The film’s biggest strength, apart from the marvellously understated performances (especially by Mohanlal) is that its message – nurture your relationships or they will wither and die – is always under the surface. There are a few over-expository lines and the ending is a bit of a disaster. Suddenly, the events, involving Ulahannan’s daughter Jini (Aima Rosmy Sebastian), turn preachy and melodramatic and plot-heavy. Bits of the film seem off. The scenes of Ulahannan at work are fun (a rather theatrical co-worker is a riot), but there’s a small action scene that feels out of place in these placid surroundings. But you’ve taken these people to heart, and a few missteps don’t matter.

Among these people is Ulahannan’s colleague Lilykutty, who has a crush on him. Another film would use her for comedy. She’d keep coming on to Ulahannan and he’d keep swatting her away, as though she were a pesky mosquito. But Ulahannan later says he kept away from her because he was afraid he’d be tempted, that he’d fall for her. Once again, there’s some hypocrisy here. (So he resists the ordinary-looking Lilykutty, but has no such qualms with Julie?) But we see that this is Ulahannan’s hypocrisy, not the film’s.

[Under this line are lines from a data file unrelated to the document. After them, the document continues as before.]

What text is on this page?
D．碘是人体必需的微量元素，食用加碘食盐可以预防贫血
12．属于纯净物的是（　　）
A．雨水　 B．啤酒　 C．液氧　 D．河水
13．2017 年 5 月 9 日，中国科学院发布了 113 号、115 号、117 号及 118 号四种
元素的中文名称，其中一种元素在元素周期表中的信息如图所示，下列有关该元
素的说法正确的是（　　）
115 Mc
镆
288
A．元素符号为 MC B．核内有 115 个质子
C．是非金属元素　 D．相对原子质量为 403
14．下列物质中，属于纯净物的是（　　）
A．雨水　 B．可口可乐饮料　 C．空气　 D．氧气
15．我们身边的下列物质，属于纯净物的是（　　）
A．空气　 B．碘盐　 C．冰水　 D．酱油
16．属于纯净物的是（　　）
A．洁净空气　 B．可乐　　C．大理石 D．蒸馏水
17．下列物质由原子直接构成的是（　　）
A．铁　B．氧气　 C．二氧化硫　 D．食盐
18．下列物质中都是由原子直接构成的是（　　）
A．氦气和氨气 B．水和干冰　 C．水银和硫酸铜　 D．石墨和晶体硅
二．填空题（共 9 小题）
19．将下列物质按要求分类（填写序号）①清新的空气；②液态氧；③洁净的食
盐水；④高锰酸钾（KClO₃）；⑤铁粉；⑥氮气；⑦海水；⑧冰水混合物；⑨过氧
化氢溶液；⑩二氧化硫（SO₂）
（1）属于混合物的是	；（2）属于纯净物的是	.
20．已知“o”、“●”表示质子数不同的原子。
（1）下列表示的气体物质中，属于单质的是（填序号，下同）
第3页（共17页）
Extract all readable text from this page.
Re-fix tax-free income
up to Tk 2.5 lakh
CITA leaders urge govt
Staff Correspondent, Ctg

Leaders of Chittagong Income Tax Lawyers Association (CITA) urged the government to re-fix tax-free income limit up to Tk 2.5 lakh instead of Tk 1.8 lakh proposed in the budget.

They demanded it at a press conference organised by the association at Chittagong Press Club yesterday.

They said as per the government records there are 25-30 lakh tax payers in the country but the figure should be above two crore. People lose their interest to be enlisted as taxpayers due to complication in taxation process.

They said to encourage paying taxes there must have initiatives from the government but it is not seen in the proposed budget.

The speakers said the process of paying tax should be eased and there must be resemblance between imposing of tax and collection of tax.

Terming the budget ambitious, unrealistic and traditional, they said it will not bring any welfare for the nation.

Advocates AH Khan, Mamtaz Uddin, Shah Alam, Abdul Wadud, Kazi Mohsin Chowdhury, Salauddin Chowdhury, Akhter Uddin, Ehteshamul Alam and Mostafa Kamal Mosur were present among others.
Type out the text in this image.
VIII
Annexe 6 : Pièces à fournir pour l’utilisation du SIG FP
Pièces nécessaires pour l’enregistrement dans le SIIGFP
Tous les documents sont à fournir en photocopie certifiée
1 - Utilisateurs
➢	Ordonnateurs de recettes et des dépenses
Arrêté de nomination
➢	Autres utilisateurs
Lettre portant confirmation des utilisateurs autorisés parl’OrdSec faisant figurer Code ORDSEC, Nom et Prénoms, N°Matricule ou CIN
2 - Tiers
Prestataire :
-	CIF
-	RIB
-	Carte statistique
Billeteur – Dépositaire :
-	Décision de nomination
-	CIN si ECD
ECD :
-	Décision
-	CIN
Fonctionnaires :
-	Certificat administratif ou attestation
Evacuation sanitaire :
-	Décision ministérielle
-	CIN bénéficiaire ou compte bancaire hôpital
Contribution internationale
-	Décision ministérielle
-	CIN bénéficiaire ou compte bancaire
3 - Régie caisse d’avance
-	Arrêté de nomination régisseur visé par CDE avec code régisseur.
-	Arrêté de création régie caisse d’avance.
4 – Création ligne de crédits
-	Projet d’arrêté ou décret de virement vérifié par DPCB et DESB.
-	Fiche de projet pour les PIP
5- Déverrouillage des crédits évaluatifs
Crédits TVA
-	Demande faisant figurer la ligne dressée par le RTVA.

We see this in the lovely scene where Ulahannan confesses to Annyamma that he had a thing for Julie, and she hears him out while doing her chores. She isn’t wide-eyed, open-mouthed – because she probably knew, and also because she has her own confession to make. This is treated like comedy, but it’s nice to see a mainstream movie where a husband is made to tolerate his wife’s “infidelities” as much as she’s made to tolerate his. Munthirivallikal works best when it maps out these little details in a marriage.

There’s a Drishyam-like subplot about Jini, who falls for a rich dude. Ulahannan realises she’s becoming a woman and he wants to ask her how far things have gone, but at that precise moment she asks him for help with her English homework and he realises she’s still his little girl. I smiled when Jini catches her newly invigorated parents in a clinch, but beneath the “cuteness” of the moment, we get Annyamma’s acute embarrassment. How can she assume moral higher ground and lecture her daughter about sex when she herself has been “caught”? This is a beautiful observation about sexual guilt that many Indian women still feel, and it’s all the more beautiful for appearing in a film that can be seen with the family.